The proposed ban should be fairly easy to accomplish because Finland uses little coal now. As renewable energy has ramped up, coal has been declining since 2011. Only a handful of coal plants still remain.
“We are not especially dependent on coal,” says Markku Ollikainen, a professor of environmental and resource economics at the University of Helsinki. Coal is now used only in the wintertime, when electricity use is highest, but not used at all for the majority of the year.
“Within a couple of years we will have a new nuclear plant producing electricity, and it’s more than likely that it will close most of those [coal] plants that we have and put them out of production,” he says. “So this is just to make the abandonment quicker than it would be otherwise.”
Several EU countries have already closed down their last coal power plants–Belgium, for example, shut down its last coal plant in March. Others are aiming to get rid of coal on shorter time frames than Finland. Portugal’s deadline is 2020, France 2023, and the U.K. and Austria are aiming for 2025.
The shift is helped by the fact that renewables are growing, electricity demand is dropping, and many old coal plants are nearing the end of their lives anyway.

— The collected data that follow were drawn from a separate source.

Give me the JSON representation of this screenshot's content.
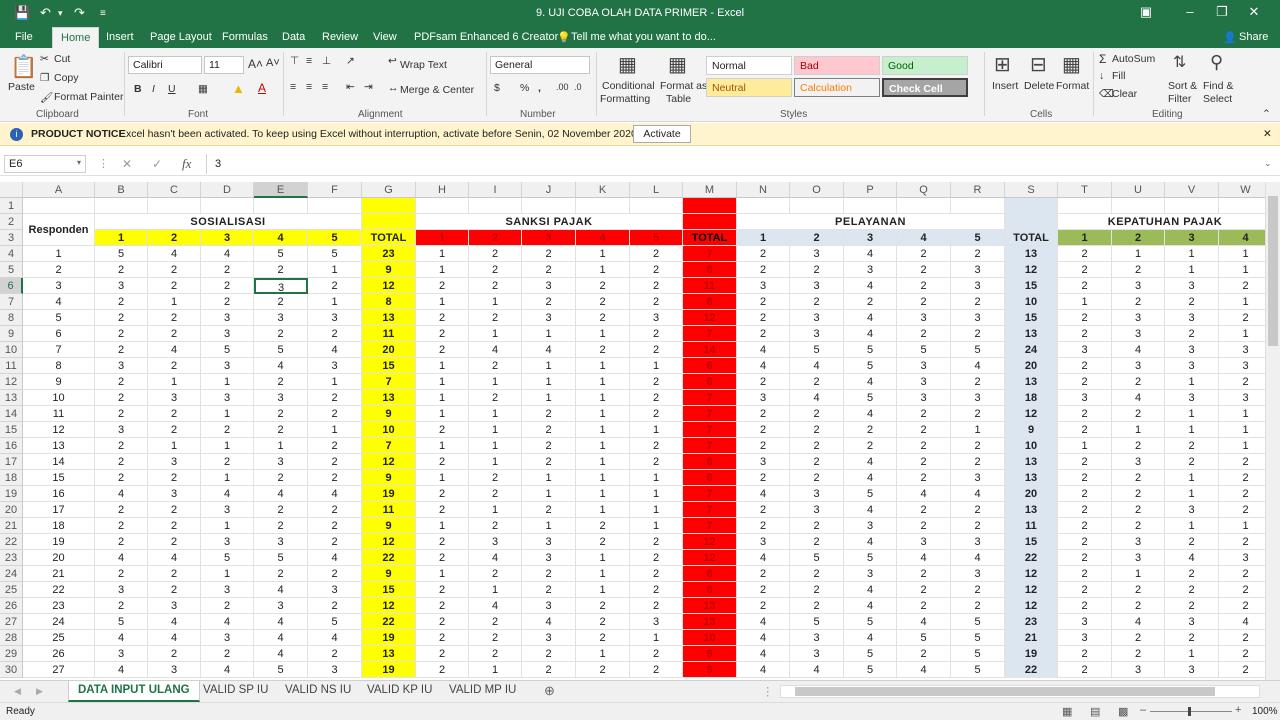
{
  "window": {
    "title": "9. UJI COBA OLAH DATA PRIMER - Excel",
    "share": "Share"
  },
  "tabs": [
    "File",
    "Home",
    "Insert",
    "Page Layout",
    "Formulas",
    "Data",
    "Review",
    "View",
    "PDFsam Enhanced 6 Creator",
    "Tell me what you want to do..."
  ],
  "ribbon": {
    "clipboard": {
      "paste": "Paste",
      "cut": "Cut",
      "copy": "Copy",
      "format_painter": "Format Painter",
      "group": "Clipboard"
    },
    "font": {
      "name": "Calibri",
      "size": "11",
      "group": "Font"
    },
    "alignment": {
      "wrap": "Wrap Text",
      "merge": "Merge & Center",
      "group": "Alignment"
    },
    "number": {
      "format": "General",
      "group": "Number"
    },
    "styles": {
      "conditional": "Conditional",
      "conditional2": "Formatting",
      "format_as": "Format as",
      "format_as2": "Table",
      "normal": "Normal",
      "bad": "Bad",
      "good": "Good",
      "neutral": "Neutral",
      "calculation": "Calculation",
      "check": "Check Cell",
      "group": "Styles"
    },
    "cells": {
      "insert": "Insert",
      "delete": "Delete",
      "format": "Format",
      "group": "Cells"
    },
    "editing": {
      "autosum": "AutoSum",
      "fill": "Fill",
      "clear": "Clear",
      "sort": "Sort &",
      "sort2": "Filter",
      "find": "Find &",
      "find2": "Select",
      "group": "Editing"
    }
  },
  "notice": {
    "label": "PRODUCT NOTICE",
    "text": "Excel hasn't been activated. To keep using Excel without interruption, activate before Senin, 02 November 2020.",
    "button": "Activate"
  },
  "formula_bar": {
    "name_box": "E6",
    "value": "3"
  },
  "grid": {
    "columns": [
      "A",
      "B",
      "C",
      "D",
      "E",
      "F",
      "G",
      "H",
      "I",
      "J",
      "K",
      "L",
      "M",
      "N",
      "O",
      "P",
      "Q",
      "R",
      "S",
      "T",
      "U",
      "V",
      "W"
    ],
    "row_numbers": [
      "1",
      "2",
      "3",
      "4",
      "5",
      "6",
      "7",
      "8",
      "9",
      "10",
      "11",
      "12",
      "13",
      "14",
      "15",
      "16",
      "17",
      "18",
      "19",
      "20",
      "21",
      "22",
      "23",
      "24",
      "25",
      "26",
      "27",
      "28",
      "29",
      "30"
    ],
    "responden_label": "Responden",
    "groups": [
      "SOSIALISASI",
      "SANKSI PAJAK",
      "PELAYANAN",
      "KEPATUHAN PAJAK"
    ],
    "subheaders": [
      "1",
      "2",
      "3",
      "4",
      "5",
      "TOTAL",
      "1",
      "2",
      "3",
      "4",
      "5",
      "TOTAL",
      "1",
      "2",
      "3",
      "4",
      "5",
      "TOTAL",
      "1",
      "2",
      "3",
      "4"
    ],
    "rows": [
      [
        "1",
        "5",
        "4",
        "4",
        "5",
        "5",
        "23",
        "1",
        "2",
        "2",
        "1",
        "2",
        "7",
        "2",
        "3",
        "4",
        "2",
        "2",
        "13",
        "2",
        "1",
        "1",
        "1"
      ],
      [
        "2",
        "2",
        "2",
        "2",
        "2",
        "1",
        "9",
        "1",
        "2",
        "2",
        "1",
        "2",
        "8",
        "2",
        "2",
        "3",
        "2",
        "3",
        "12",
        "2",
        "2",
        "1",
        "1"
      ],
      [
        "3",
        "3",
        "2",
        "2",
        "3",
        "2",
        "12",
        "2",
        "2",
        "3",
        "2",
        "2",
        "11",
        "3",
        "3",
        "4",
        "2",
        "3",
        "15",
        "2",
        "3",
        "3",
        "2"
      ],
      [
        "4",
        "2",
        "1",
        "2",
        "2",
        "1",
        "8",
        "1",
        "1",
        "2",
        "2",
        "2",
        "8",
        "2",
        "2",
        "2",
        "2",
        "2",
        "10",
        "1",
        "2",
        "2",
        "1"
      ],
      [
        "5",
        "2",
        "2",
        "3",
        "3",
        "3",
        "13",
        "2",
        "2",
        "3",
        "2",
        "3",
        "12",
        "2",
        "3",
        "4",
        "3",
        "3",
        "15",
        "2",
        "3",
        "3",
        "2"
      ],
      [
        "6",
        "2",
        "2",
        "3",
        "2",
        "2",
        "11",
        "2",
        "1",
        "1",
        "1",
        "2",
        "7",
        "2",
        "3",
        "4",
        "2",
        "2",
        "13",
        "2",
        "3",
        "2",
        "1"
      ],
      [
        "7",
        "2",
        "4",
        "5",
        "5",
        "4",
        "20",
        "2",
        "4",
        "4",
        "2",
        "2",
        "14",
        "4",
        "5",
        "5",
        "5",
        "5",
        "24",
        "3",
        "4",
        "3",
        "3"
      ],
      [
        "8",
        "3",
        "2",
        "3",
        "4",
        "3",
        "15",
        "1",
        "2",
        "1",
        "1",
        "1",
        "6",
        "4",
        "4",
        "5",
        "3",
        "4",
        "20",
        "2",
        "3",
        "3",
        "3"
      ],
      [
        "9",
        "2",
        "1",
        "1",
        "2",
        "1",
        "7",
        "1",
        "1",
        "1",
        "1",
        "2",
        "6",
        "2",
        "2",
        "4",
        "3",
        "2",
        "13",
        "2",
        "2",
        "1",
        "2"
      ],
      [
        "10",
        "2",
        "3",
        "3",
        "3",
        "2",
        "13",
        "1",
        "2",
        "1",
        "1",
        "2",
        "7",
        "3",
        "4",
        "5",
        "3",
        "3",
        "18",
        "3",
        "4",
        "3",
        "3"
      ],
      [
        "11",
        "2",
        "2",
        "1",
        "2",
        "2",
        "9",
        "1",
        "1",
        "2",
        "1",
        "2",
        "7",
        "2",
        "2",
        "4",
        "2",
        "2",
        "12",
        "2",
        "2",
        "1",
        "1"
      ],
      [
        "12",
        "3",
        "2",
        "2",
        "2",
        "1",
        "10",
        "2",
        "1",
        "2",
        "1",
        "1",
        "7",
        "2",
        "2",
        "2",
        "2",
        "1",
        "9",
        "2",
        "1",
        "1",
        "1"
      ],
      [
        "13",
        "2",
        "1",
        "1",
        "1",
        "2",
        "7",
        "1",
        "1",
        "2",
        "1",
        "2",
        "7",
        "2",
        "2",
        "2",
        "2",
        "2",
        "10",
        "1",
        "2",
        "2",
        "1"
      ],
      [
        "14",
        "2",
        "3",
        "2",
        "3",
        "2",
        "12",
        "2",
        "1",
        "2",
        "1",
        "2",
        "8",
        "3",
        "2",
        "4",
        "2",
        "2",
        "13",
        "2",
        "3",
        "2",
        "2"
      ],
      [
        "15",
        "2",
        "2",
        "1",
        "2",
        "2",
        "9",
        "1",
        "2",
        "1",
        "1",
        "1",
        "6",
        "2",
        "2",
        "4",
        "2",
        "3",
        "13",
        "2",
        "2",
        "1",
        "2"
      ],
      [
        "16",
        "4",
        "3",
        "4",
        "4",
        "4",
        "19",
        "2",
        "2",
        "1",
        "1",
        "1",
        "7",
        "4",
        "3",
        "5",
        "4",
        "4",
        "20",
        "2",
        "2",
        "1",
        "2"
      ],
      [
        "17",
        "2",
        "2",
        "3",
        "2",
        "2",
        "11",
        "2",
        "1",
        "2",
        "1",
        "1",
        "7",
        "2",
        "3",
        "4",
        "2",
        "2",
        "13",
        "2",
        "2",
        "3",
        "2"
      ],
      [
        "18",
        "2",
        "2",
        "1",
        "2",
        "2",
        "9",
        "1",
        "2",
        "1",
        "2",
        "1",
        "7",
        "2",
        "2",
        "3",
        "2",
        "2",
        "11",
        "2",
        "2",
        "1",
        "1"
      ],
      [
        "19",
        "2",
        "2",
        "3",
        "3",
        "2",
        "12",
        "2",
        "3",
        "3",
        "2",
        "2",
        "12",
        "3",
        "2",
        "4",
        "3",
        "3",
        "15",
        "2",
        "3",
        "2",
        "2"
      ],
      [
        "20",
        "4",
        "4",
        "5",
        "5",
        "4",
        "22",
        "2",
        "4",
        "3",
        "1",
        "2",
        "12",
        "4",
        "5",
        "5",
        "4",
        "4",
        "22",
        "2",
        "3",
        "4",
        "3"
      ],
      [
        "21",
        "2",
        "2",
        "1",
        "2",
        "2",
        "9",
        "1",
        "2",
        "2",
        "1",
        "2",
        "8",
        "2",
        "2",
        "3",
        "2",
        "3",
        "12",
        "2",
        "1",
        "2",
        "2"
      ],
      [
        "22",
        "3",
        "2",
        "3",
        "4",
        "3",
        "15",
        "2",
        "1",
        "2",
        "1",
        "2",
        "8",
        "2",
        "2",
        "4",
        "2",
        "2",
        "12",
        "2",
        "2",
        "2",
        "2"
      ],
      [
        "23",
        "2",
        "3",
        "2",
        "3",
        "2",
        "12",
        "2",
        "4",
        "3",
        "2",
        "2",
        "13",
        "2",
        "2",
        "4",
        "2",
        "2",
        "12",
        "2",
        "2",
        "2",
        "2"
      ],
      [
        "24",
        "5",
        "4",
        "4",
        "4",
        "5",
        "22",
        "2",
        "2",
        "4",
        "2",
        "3",
        "13",
        "4",
        "5",
        "5",
        "4",
        "5",
        "23",
        "3",
        "4",
        "3",
        "4"
      ],
      [
        "25",
        "4",
        "4",
        "3",
        "4",
        "4",
        "19",
        "2",
        "2",
        "3",
        "2",
        "1",
        "10",
        "4",
        "3",
        "4",
        "5",
        "5",
        "21",
        "3",
        "2",
        "2",
        "2"
      ],
      [
        "26",
        "3",
        "2",
        "2",
        "4",
        "2",
        "13",
        "2",
        "2",
        "2",
        "1",
        "2",
        "9",
        "4",
        "3",
        "5",
        "2",
        "5",
        "19",
        "2",
        "2",
        "1",
        "2"
      ],
      [
        "27",
        "4",
        "3",
        "4",
        "5",
        "3",
        "19",
        "2",
        "1",
        "2",
        "2",
        "2",
        "9",
        "4",
        "4",
        "5",
        "4",
        "5",
        "22",
        "2",
        "3",
        "3",
        "2"
      ]
    ]
  },
  "sheets": [
    "DATA INPUT ULANG",
    "VALID SP IU",
    "VALID NS IU",
    "VALID KP IU",
    "VALID MP IU"
  ],
  "status": {
    "ready": "Ready",
    "zoom": "100%"
  },
  "colors": {
    "excel_green": "#217346",
    "yellow": "#ffff00",
    "red": "#ff0000",
    "light_blue": "#dce6f0",
    "olive": "#9bbb59"
  }
}
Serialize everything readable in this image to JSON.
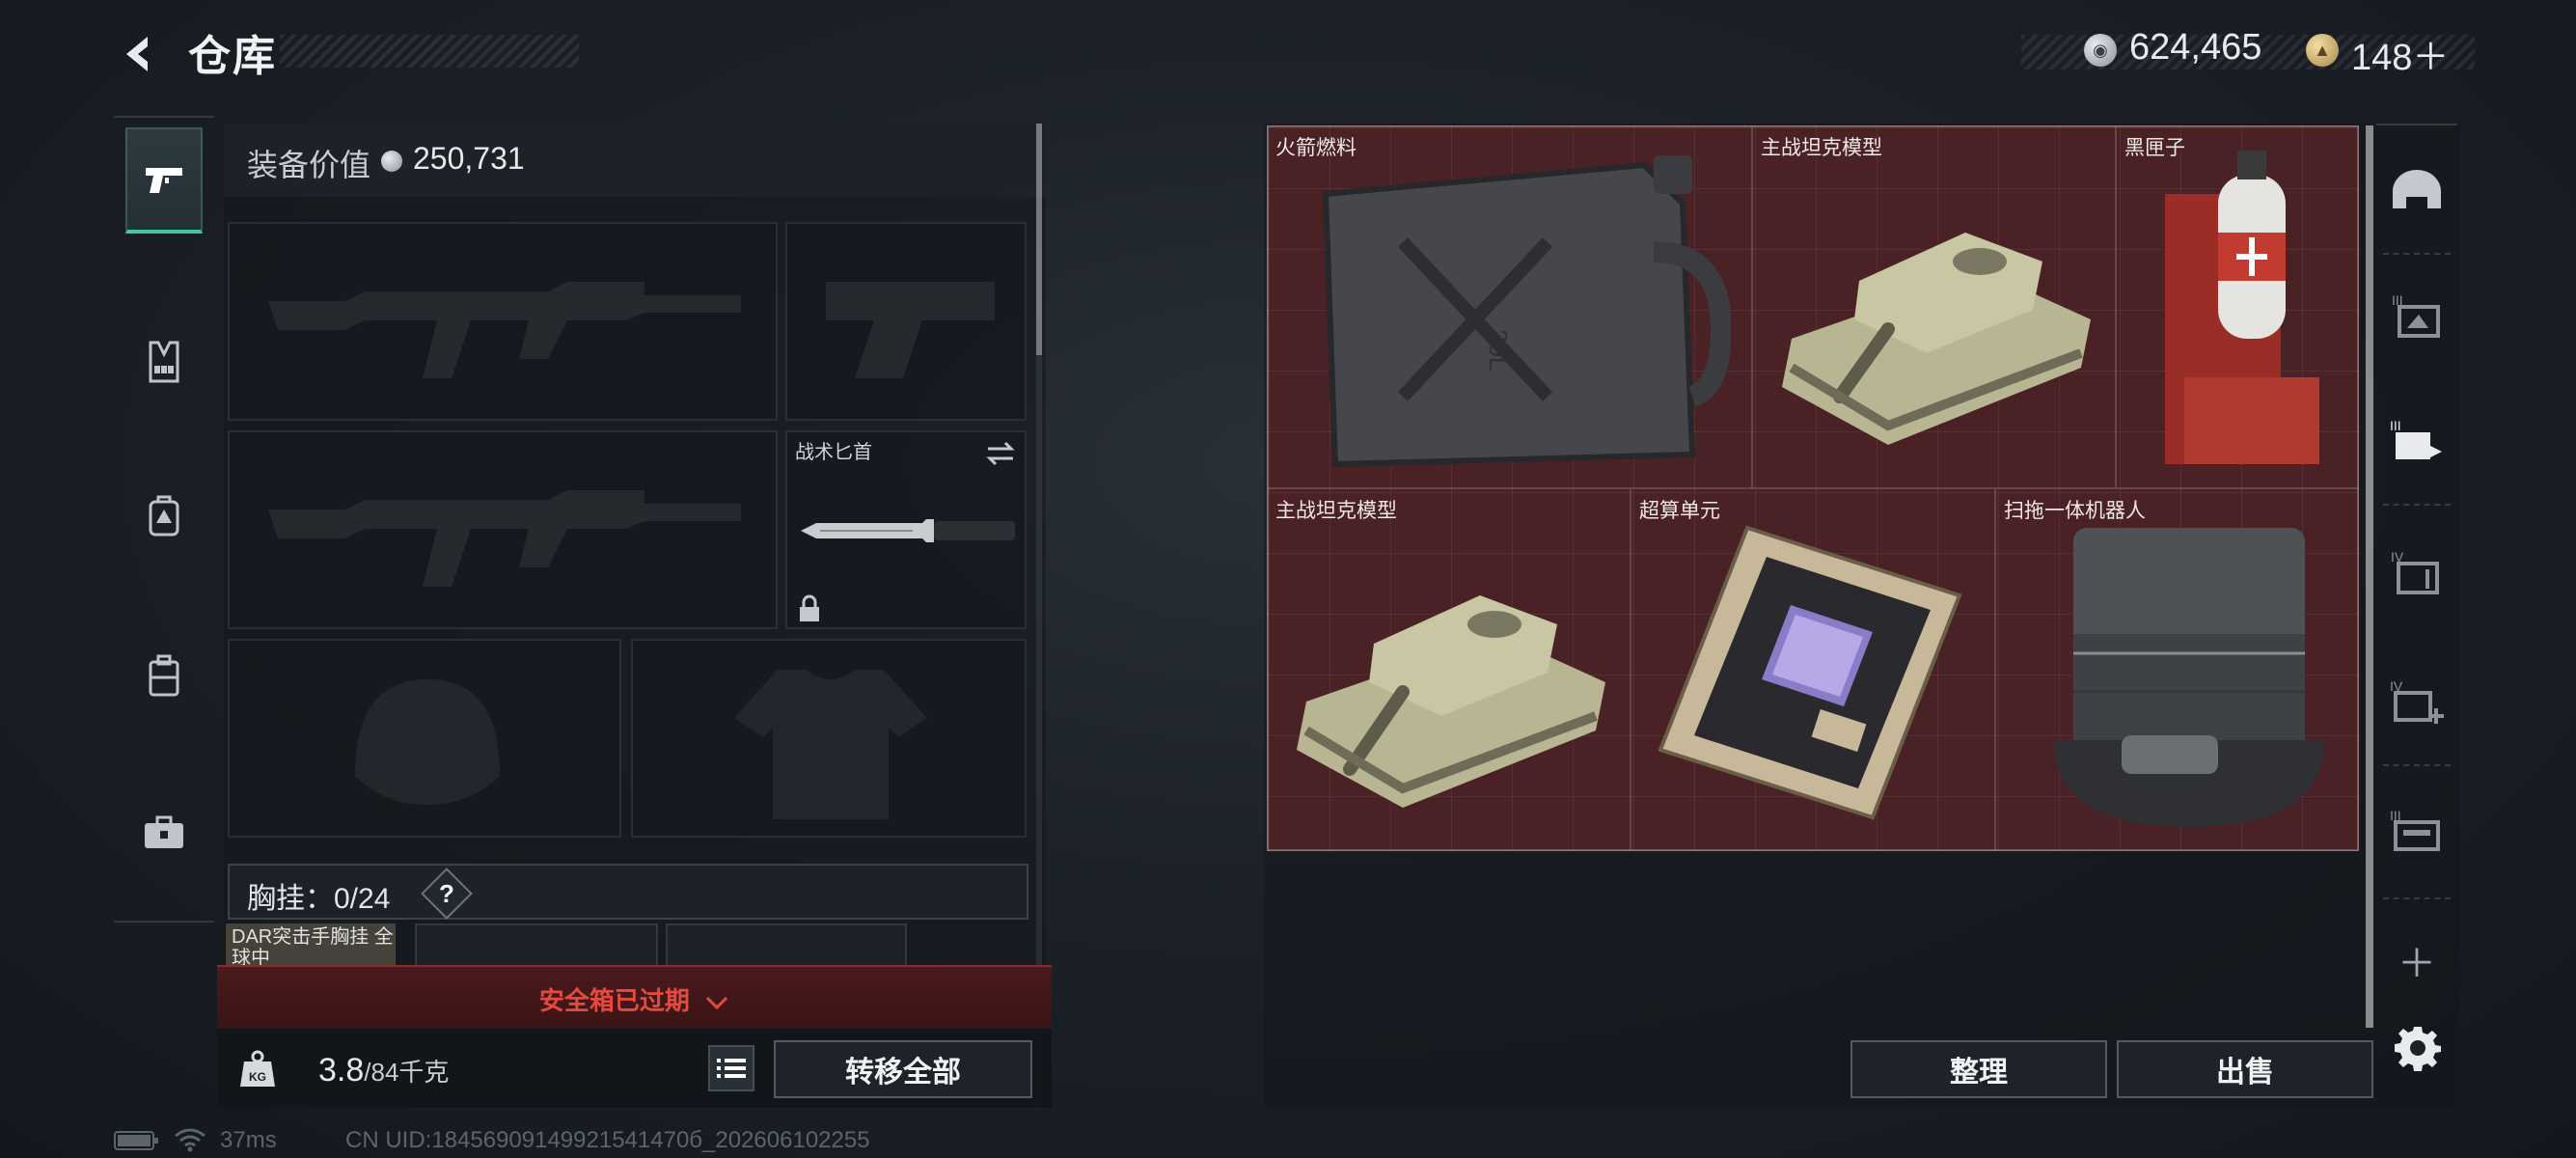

Finland isn’t perfect, energy-wise–the country still burns wood and peat as power sources, and both are sources of carbon emissions. It’s possible the government may decide to end the use of peat next. But if coal is banned when the country’s parliament votes on the current proposal, it could be an example for others.
“I’m pretty sure that there are countries that will follow Finland’s example,” says Ollikainen.